This semester we committed to becoming weekly opinion columnists for the DePauw. However, in the last couple weeks we have been quiet, because, due to our privileged identities, we didn't feel it was our time to speak.  We are struggling to find our place in the campus climate conversations and to fully understand issues of racism, sexism and homophobia. Yet, we know these issues are too important not to discuss. While all of these are important issues, we have decided to focus primarily on racism and white privilege. We recognize that we may make mistakes in this article. We recognize that these ideas are not our own and we thank those that enlightened us. We recognize we are very privileged. And we regret that by writing this article we are inherently leveraging our privilege. Though, maybe our white identities will allow us to connect with people who share that identity to elicit positive change.

As two white, heterosexual fraternity men on this campus, we haven’t been victims of the same types of marginalization and discrimination as other identities. We both feel safe walking anywhere on this campus at night, don’t experience discrimination in the classroom, don’t have significant fear of being raped, and don’t fear police brutality. Moreover, our cushy identities give us the entitlement to comfortably ignore issues of racism, sexism, and sexualism because in the West these -isms simply don’t pose a threat to us.

Indeed, we find that too often we white, heterosexual males—and every identity that is privileged—don’t recognize and wrestle with this notion, ourselves included. We generally assume an equal playing field, that our experience is equivocal with everyone else’s experience. We quietly cringe at the phrases “white privilege,” “masculine privilege” and “hetero privilege,” as it prompts an unsettling breed of guilt we’d much rather tune out.

So here it is: we have white privilege. And if you’re reading this and you identify as white, you do too. Yes, white privilege exists. It is an accepted sociological, academic concept, an odious product of structural, systemic oppression in our society. And yes, white privilege has existed since the development of the Western World; we see its outward cultural, socioeconomic, and historical effects in the form of our racially biased justice system, traditionally defined gender roles, disparities in average incomes, Jim Crow laws and most repugnantly, slavery, to name only a few.

Closer to home, DePauw also fosters the outward effects of privilege. Our beloved Greek system is perhaps the biggest culprit. Its intrinsic structure entrenches both gender and racial segregation by splitting men and women into different social circles and separating houses into different “white” and “multicultural” councils, which in effect act as disparate communities. This segregated environment is a microcosm of our larger social structure, which perpetuates our ingrained biases, invading our pedagogy in schools, in homes and in everyday life.

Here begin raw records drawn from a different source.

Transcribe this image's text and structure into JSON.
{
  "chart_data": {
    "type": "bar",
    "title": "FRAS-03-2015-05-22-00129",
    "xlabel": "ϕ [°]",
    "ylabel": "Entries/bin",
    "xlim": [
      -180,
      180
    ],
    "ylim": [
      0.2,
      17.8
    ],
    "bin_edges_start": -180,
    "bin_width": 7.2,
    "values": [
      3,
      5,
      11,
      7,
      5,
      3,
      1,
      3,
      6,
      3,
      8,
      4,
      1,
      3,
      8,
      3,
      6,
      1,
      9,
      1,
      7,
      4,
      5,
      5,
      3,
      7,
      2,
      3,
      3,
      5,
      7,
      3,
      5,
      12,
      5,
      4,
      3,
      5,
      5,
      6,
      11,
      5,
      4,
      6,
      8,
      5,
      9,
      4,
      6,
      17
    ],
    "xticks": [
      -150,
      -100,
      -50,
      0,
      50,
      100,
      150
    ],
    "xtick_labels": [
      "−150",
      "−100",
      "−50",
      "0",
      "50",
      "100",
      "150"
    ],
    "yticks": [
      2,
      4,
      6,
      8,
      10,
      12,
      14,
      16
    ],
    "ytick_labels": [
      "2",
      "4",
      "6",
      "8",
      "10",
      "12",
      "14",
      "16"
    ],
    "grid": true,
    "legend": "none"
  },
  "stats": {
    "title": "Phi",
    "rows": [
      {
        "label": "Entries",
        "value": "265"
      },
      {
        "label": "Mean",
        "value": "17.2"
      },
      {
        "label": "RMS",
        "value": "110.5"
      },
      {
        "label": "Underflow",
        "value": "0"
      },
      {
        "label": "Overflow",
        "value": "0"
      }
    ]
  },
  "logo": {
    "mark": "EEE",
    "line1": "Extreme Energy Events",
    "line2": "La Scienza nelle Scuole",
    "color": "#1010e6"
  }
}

Its inward effects, however, equally as odious, are less perceivable to some. Created as a function of our society and culture, these inward effects manifest themselves in our conscious and subconscious lens of discrimination. Essentially, as we live in a racist society, we are educated by that racist society, and cannot escape the way in which in molds us. Therefore, we are all, to a degree, racist. This creates and reinforces our privilege.

We know the idea of white privilege can be disconcerting, but it need not be cringe worthy. As white privilege is a product systemic problems, no one individual should feel guilty for being privileged. Just as people are born into marginalized groups, people are born into privileged groups, and we have no agency to affect these circumstances. BUT—and this is a big but—if you are not grappling with your privilege you are perpetuating its existence, preserving racism within our society. Recognize that your experience is not every student’s experience. Identify how your privilege affects you and actively work against it.

As we were writing this article, lounging in our fraternal bubble, a friend of ours strolled in and asked us what we're up to. “Writing an opinion for the DePauw.” “Oh cool, what about?,” he asked. “White privilege,” we responded. “Ugh. Can’t we talk about something else?” We wish we could too.

Terlep is a senior political science major from Naperville, Illinois; Piggins is a senior ecnomics major from Saugatuck, Michigan.